Truppen sollen unbürokratischer verlegt werden können

Schengen, das steht für (eigentlich) grenzenloses Reisen in der EU. Doch wer mit dem Panzer statt mit dem PKW unterwegs ist, muss viele „Papier-Hürden“ überwinden – und nicht nur die. Der „militärische Schengenraum“ soll das ändern. Die EU-Kommission hat im November vorgeschlagen, Truppen in Europa viel schneller und unbürokratischer verlegen zu können. Denn, so sagt die EU-Außenbeauftragte Kaja Kallas.

EU/Aurore Martignoni

Kaja Kallas

„Schnelle Truppenbewegungen sind essenziell für Europas Verteidigung.“

Das EU-Parlament hat dem jetzt zugestimmt. In einer Entschließung fordern die EU-Abgeordneten, Truppen und militärisches Gerät in der EU schneller verlegen zu können. Auch sollen Eisenbahnstrecken, Straßen, Tunnel und Brücken ausgebaut werden. Denn, so sagt auch Kaja Kallas.
„Wenn eine Brücke einen 60-Tonnen-Panzer nicht tragen kann, haben wir ein Problem. Wenn die Landebahn für ein Cargo-Flugzeug zu kurz ist, gibt es keinen Nachschub für unsere Truppen.“

Das EU-Parlament begrüßt den Vorschlag der EU-Kommission, den Haushalt für militärische Mobilität im nächsten Mehrjährigen Finanzrahmen ab 2028 auf über 17 Milliarden Euro anzuheben. Und was die „Papier-Hürden“ angeht…Es dürfe nicht länger – wie in manchen Ländern – 45 Tage dauern, um eine Transitgenehmigung zu bekommen. Dafür sind Lösungen angedacht, sagt Kaja Kallas.

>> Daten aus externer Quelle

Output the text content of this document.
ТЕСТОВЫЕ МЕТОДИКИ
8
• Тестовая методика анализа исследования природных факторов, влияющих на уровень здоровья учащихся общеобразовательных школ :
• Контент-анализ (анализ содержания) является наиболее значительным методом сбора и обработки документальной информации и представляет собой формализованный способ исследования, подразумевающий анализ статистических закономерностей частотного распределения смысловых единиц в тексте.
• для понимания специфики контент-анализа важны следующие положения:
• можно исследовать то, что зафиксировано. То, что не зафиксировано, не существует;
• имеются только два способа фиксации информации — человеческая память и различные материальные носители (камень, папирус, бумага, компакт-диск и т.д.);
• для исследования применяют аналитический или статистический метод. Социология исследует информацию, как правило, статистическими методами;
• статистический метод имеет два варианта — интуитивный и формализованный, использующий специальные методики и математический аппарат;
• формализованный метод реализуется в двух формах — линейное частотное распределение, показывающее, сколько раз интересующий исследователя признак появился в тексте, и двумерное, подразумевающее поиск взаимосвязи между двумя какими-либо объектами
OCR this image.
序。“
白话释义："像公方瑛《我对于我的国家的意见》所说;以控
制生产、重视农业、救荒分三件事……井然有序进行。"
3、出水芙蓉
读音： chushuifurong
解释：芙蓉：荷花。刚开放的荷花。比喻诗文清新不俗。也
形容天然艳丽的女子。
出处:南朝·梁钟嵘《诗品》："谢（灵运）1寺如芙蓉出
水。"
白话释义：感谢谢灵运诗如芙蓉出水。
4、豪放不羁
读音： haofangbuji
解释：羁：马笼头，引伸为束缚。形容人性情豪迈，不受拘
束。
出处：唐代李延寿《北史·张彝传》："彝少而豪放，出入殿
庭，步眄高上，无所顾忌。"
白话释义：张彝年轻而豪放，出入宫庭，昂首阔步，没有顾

„Dafür schlagen wir einen neuen EU-weiten Notfallmechanismus vor, der Mitgliedstaaten ermöglicht, die Vorschriften zu lockern, wenn bewaffnete Truppen schnell über Grenzen verlegt werden müssen. Wir schlagen auch Militärische Transport-Koordinatoren für jedes EU-Land vor.“
Auch aus dem EU-Parlament heißt es: „Wir müssen einen echten „militärischen Schengen-Raum“ schaffen, und das in kürzester Zeit“.